Sitting drinking coffee outside his house on Seba’s muddy main street as a light rain falls, Arman al Gadri tells me that the reaching regency status has been welcomed in Sabu, raising hopes of increased development. The biggest problem that the island faces, he says, is transport. One or two ferries a week come from Kupang, but it’s an exposed crossing, and in the wet season the island can be cut off for weeks. Air links are even more tenuous: the tiny Merpati plane that serves Sabu sometimes only makes it to the island a couple of times a month.
There were no ferries at all when Cook arrived in 1770, but treaties had already been signed between the Dutch and the rulers of Sabu’s five principalities, and Seba was home to an official resident, Johan Lange. He was the archetypal corrupt colonialist, and he issued threats until Cook and his men paid the locals in cash for their supplies — cash that the captain was sure was destined for Lange’s own coffers.

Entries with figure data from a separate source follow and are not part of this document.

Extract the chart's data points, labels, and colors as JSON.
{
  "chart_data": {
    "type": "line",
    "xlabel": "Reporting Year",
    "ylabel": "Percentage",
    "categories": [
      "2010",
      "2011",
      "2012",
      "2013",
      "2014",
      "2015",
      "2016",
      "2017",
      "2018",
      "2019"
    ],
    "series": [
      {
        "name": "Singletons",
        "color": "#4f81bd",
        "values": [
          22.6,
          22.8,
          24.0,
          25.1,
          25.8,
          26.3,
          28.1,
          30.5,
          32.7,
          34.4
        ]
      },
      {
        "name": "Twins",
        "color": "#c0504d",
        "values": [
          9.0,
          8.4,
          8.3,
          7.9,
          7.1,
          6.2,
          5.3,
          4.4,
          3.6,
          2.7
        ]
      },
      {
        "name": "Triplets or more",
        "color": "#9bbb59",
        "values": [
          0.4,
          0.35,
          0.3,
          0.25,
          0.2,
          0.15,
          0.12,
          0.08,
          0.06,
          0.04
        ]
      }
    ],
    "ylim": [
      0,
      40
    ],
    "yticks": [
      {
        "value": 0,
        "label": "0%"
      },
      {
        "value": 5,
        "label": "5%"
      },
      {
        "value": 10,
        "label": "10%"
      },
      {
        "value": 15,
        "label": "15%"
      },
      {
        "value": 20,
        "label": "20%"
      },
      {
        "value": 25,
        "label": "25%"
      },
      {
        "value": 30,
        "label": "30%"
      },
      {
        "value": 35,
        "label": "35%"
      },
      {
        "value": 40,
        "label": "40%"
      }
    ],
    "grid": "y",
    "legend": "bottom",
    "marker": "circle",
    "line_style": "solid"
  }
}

The Dutch had become involved with Sabu in the previous century. In 1674 nervous islanders had massacred the crew of a Dutch vessel, and in seeking revenge colonial forces formed an alliance with the king of Seba and set out on punitive raids of the neighboring principalities.
The next day I visit the spot where Sabunese fortifications turned back those early Dutch attackers. Some 20 km east of Seba, the hilltop village of Hurati is abandoned now, but the sturdy surrounding wall that the Dutch failed to penetrate still stands.
The following day I head for the hills on a borrowed motorbike. In the hilltop kampung of Namata, south of Seba, the native ancestor-worshipping Jingi Tiu religion still lingers. A woman named Hi’a tells me that during Jingi Tiu ceremonies people from around the island, dressed in traditional ikat cloth, descend on Namata.
The houses have long thatched roofs. According to legend the first settlers came originally from India. When they came ashore they turned their boats upside down for shelter, and traditional Sabu houses are reminiscent of these makeshift dwellings.
From Namata I follow a rough road south into rolling hills grazed by sheep and horses. Sabu is a dry island where maize is the staple crop and drought is a real risk.
Over the next two days I travel the back roads of Sabu, finding warm welcomes and fine white beaches where seawater is left in upturned clamshells to evaporate and make salt. Bumpy tracks lead to hilltops offering swelling views to rocky shores, to the off-lying hulk of Raijua Island, and to the empty horizon beyond.
Cook noted that the people of Sabu were addicted to betel nut — and they still are; smiles here have an extra dash of red color. The other lifeblood of Sabu is the lontar palm, which provides sweet sap for making sugar and palm wine, described by him as “a very sweet agreeable Cooling liquor.” On other islands, people hack steps into the trunks to get at the harvest, but in Sabu there is such respect for this “tree of life” that locals wish no injury upon it and bind smooth pebbles to the trunk with twists of dried leaf for footholds instead.
Cook sailed from Sabu on Sept. 21, 1770. As the island fell behind, the captain called his men together and swore them to secrecy about the place they had just visited for fear of arousing Dutch jealously in Batavia. As I make my own departure on the returning Kupang-bound ferry, watching the white beaches and lontar-clad hills fade to a dot on the empty horizon, it seems like the secret is still well-kept.